National vs EU definitions are certainly slightly different. The Polish edition details the professions that would be performed by the support and promoter, but of course it is an open catalog. The EU directive specifies more framework conditions, but the assumptions are very similar.

The greater doubts now arise when cross-border tax schemes will have to be reported again. This is due to the mismatch between the Polish scheme and the EU scheme, which will involve a retrospective verification that we wrote about:

At this point, a certain discrepancy appeared in the translation of the provisions of EU law into national law. The “intermediary” and the “relevant taxpayer” are required to report backwards, and not necessarily the user, promoter and supporter. In the explanatory memorandum for publication 208 (the currently adopted act), it is explained that by understanding intermediaries, promoters and assistants defined in chapter 11a of the TO should be considered.

It would also be worth considering whether the scope of the directive could be extended in such a way. The implementation of directives is a necessary process, and intra-Community acts must be reflected in national law. In the literature, the concept of implementation is characterized as all activities aimed at effective application and control of compliance with EU standards in national law. Therefore, we can distinguish two phases: the implementation phase and then the phase of the directive execution.

The main disadvantage of such discrepancies in definitions will be frequent understatements and doubts as well as problems with proper law transposition.
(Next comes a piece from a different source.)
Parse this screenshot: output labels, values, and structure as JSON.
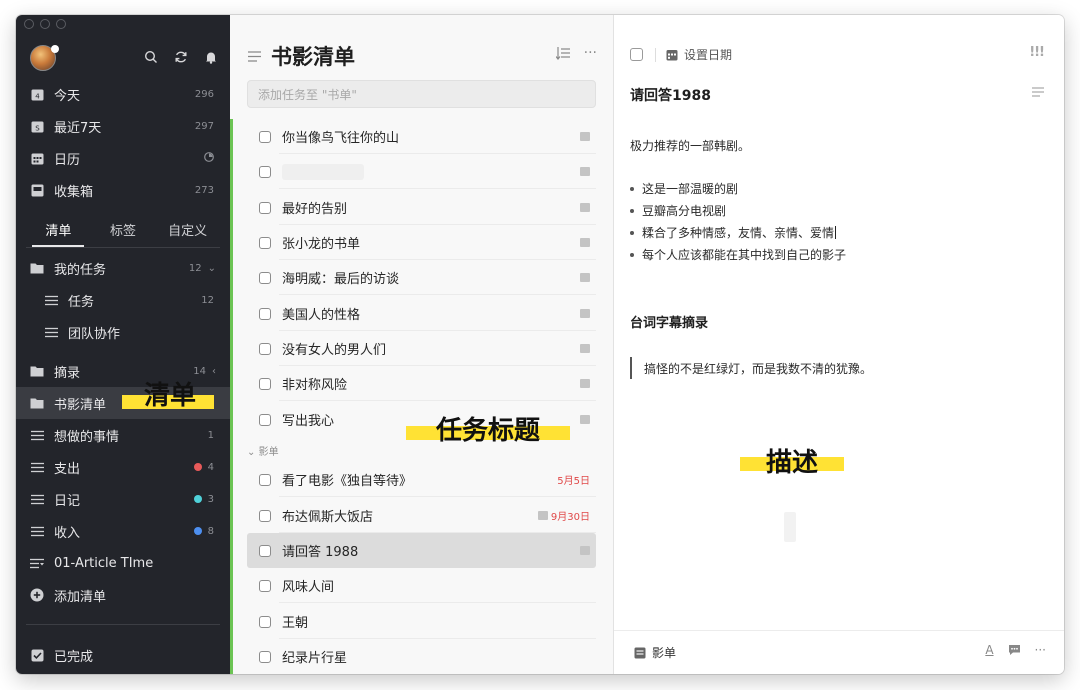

On the other hand, from the point of view of tax authorities, this increases the number of entities that potentially need to be screened under the guise of the alleged introduction of EU regulations. However, it can be considered a permissible practice as each Member State undertakes to implement the directive in order to provide information effectively.

However, no one is surprised by such an expansion of the Polish legislator. It should be mentioned that the Polish provisions on MDR are the most restrictive, and their scope also covers national schemes, which is part of the general trend of expanding procedures in which the tax authorities collect more and more data on taxpayers.